Australia really does seem to be the lucky country. A strong economy has given us unprecedented wealth and when the Federal Budget is handed down next Tuesday, politicians will congratulate themselves over the burgeoning multi-billion-dollar surplus at our disposal.
But despite all this good news, indigenous Australians experience the same health conditions that exist in the Third World. When an Aboriginal baby is born in Australia, that child is likely to have a shorter life than a child born in rural Bangladesh or Mozambique.
The good news is, we can use the fruits of our successes to remedy that sobering statistic. Currently, spending for the indigenous population makes up only 2.8% of the national health budget (for 2.4% of the population with three times the disease burden). If apportioned on the basis of need, spending would approach $1300 per capita, compared with current spending of only $300 per capita.
The Australian Medical Association has identified a $460 million shortfall. An increase in additional annual funding of that amount (relatively modest when compared with the last Federal Budget’s tax cuts), can achieve health equality within a generation.
The strategy for doing so is outlined in the policy briefing paper ‘Close the Gap’, prepared by The National Aboriginal Community Controlled Health Organisation and Oxfam Australia. More than simply throwing money at the problem, it provides a framework of targeted policies that best address this inequality.

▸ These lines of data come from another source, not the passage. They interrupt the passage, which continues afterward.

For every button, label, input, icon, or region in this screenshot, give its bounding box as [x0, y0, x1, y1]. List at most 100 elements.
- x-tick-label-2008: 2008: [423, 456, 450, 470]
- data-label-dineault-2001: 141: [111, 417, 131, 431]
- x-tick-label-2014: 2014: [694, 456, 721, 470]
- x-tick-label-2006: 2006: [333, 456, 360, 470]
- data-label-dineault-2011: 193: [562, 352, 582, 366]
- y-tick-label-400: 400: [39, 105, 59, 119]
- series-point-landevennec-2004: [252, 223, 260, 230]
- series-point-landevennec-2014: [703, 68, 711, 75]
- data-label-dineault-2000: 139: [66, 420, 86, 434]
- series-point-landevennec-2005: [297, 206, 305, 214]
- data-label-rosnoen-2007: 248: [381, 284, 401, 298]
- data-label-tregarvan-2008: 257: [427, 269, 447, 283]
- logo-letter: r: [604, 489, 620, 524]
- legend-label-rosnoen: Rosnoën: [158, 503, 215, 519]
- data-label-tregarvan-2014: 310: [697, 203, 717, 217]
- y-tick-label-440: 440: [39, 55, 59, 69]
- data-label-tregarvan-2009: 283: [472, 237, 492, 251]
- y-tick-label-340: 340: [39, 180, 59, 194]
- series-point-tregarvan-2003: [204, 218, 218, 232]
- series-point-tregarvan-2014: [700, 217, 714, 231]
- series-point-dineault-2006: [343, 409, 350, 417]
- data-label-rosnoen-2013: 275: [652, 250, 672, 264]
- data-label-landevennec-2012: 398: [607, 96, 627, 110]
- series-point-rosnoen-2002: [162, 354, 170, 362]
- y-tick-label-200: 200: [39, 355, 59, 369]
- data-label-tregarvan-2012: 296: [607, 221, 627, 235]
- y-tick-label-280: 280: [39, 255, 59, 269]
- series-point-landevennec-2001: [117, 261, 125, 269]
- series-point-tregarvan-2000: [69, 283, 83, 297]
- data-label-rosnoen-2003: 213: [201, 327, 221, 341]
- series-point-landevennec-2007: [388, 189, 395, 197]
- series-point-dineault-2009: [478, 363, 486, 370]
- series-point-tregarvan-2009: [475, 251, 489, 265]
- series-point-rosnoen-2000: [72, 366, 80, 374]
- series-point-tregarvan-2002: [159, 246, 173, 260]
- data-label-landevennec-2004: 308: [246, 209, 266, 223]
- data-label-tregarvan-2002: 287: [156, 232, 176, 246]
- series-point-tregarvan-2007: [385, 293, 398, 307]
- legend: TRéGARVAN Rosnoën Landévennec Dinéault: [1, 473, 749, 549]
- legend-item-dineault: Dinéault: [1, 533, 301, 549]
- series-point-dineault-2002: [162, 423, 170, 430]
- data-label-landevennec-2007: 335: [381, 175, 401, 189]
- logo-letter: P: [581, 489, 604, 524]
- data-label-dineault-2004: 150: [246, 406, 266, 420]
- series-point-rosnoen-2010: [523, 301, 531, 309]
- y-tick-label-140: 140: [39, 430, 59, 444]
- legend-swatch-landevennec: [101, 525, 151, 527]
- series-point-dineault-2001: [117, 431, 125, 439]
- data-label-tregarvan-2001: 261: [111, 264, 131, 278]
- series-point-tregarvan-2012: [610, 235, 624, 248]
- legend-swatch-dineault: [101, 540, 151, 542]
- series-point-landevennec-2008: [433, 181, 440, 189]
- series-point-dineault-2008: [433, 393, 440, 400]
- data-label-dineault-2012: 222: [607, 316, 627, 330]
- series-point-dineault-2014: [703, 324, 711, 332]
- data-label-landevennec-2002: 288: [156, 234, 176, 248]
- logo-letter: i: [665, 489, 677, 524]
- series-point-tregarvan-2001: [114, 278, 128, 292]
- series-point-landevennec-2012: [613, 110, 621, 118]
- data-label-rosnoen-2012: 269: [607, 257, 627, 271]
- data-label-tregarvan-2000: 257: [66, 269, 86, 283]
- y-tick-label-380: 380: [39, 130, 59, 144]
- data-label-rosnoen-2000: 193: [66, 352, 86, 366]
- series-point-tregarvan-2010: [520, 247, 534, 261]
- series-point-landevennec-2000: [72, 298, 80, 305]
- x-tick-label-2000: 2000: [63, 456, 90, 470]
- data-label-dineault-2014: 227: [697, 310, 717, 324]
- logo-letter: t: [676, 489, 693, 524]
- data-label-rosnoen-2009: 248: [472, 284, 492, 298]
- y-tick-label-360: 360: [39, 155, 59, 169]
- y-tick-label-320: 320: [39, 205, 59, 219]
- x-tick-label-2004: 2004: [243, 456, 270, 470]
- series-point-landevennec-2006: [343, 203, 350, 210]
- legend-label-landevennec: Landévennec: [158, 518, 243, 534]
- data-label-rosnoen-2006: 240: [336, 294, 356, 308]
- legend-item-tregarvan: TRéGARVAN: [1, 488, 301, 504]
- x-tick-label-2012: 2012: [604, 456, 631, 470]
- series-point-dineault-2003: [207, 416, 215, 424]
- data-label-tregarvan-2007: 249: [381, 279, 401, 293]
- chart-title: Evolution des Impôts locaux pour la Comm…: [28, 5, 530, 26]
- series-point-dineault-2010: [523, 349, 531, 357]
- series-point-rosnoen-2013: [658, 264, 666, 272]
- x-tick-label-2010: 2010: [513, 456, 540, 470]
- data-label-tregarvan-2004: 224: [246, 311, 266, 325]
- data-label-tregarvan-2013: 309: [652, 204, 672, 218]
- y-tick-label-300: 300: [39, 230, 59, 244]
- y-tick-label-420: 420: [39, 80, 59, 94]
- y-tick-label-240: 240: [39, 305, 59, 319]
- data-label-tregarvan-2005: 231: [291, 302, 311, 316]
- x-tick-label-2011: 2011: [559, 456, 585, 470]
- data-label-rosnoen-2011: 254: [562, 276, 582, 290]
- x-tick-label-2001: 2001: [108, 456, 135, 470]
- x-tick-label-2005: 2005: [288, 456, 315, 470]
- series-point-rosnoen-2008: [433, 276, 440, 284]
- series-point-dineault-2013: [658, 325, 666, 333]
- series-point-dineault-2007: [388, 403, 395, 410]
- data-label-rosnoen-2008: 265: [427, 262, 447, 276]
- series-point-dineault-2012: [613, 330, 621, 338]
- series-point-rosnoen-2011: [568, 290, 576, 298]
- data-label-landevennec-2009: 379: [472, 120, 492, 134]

The $460 million would be spent on improved access to culturally appropriate health care; increasing the number of health practitioners (and indigenous health workers); responsiveness of mainstream health services to indigenous needs; focus on maternal and child health; awareness and availability of nutrition, physical activity, fresh food, healthy lifestyles, and adequate housing; and measurable national targets.
The public will support such a commitment as well. A GetUp petition has already gathered 14,000 signatures in less than one day — an unprecedented response. We can, in Tony Abbott’s words, “certainly expect” additional spending to be announced in next week’s Budget, but it is essential the gesture is more than token — government spending has been increasing, but sluggishly, on a par with overall health spending, and too slowly to close the gap.
The need has been identified and costed, there are demonstrated small-scale successes, and the people have thrown their weight behind addressing this issue, including Cathy Freeman and Ian Thorpe. All that remains is the political will to fund and implement the strategy.
The economic success of this country is not a success in and of itself; it merely provides the Government and the community with the means to improve our quality of life, and adds weight to the onus on those responsible to make this wealthy nation a healthy nation. Only then can we truly call ourselves the ‘lucky country’.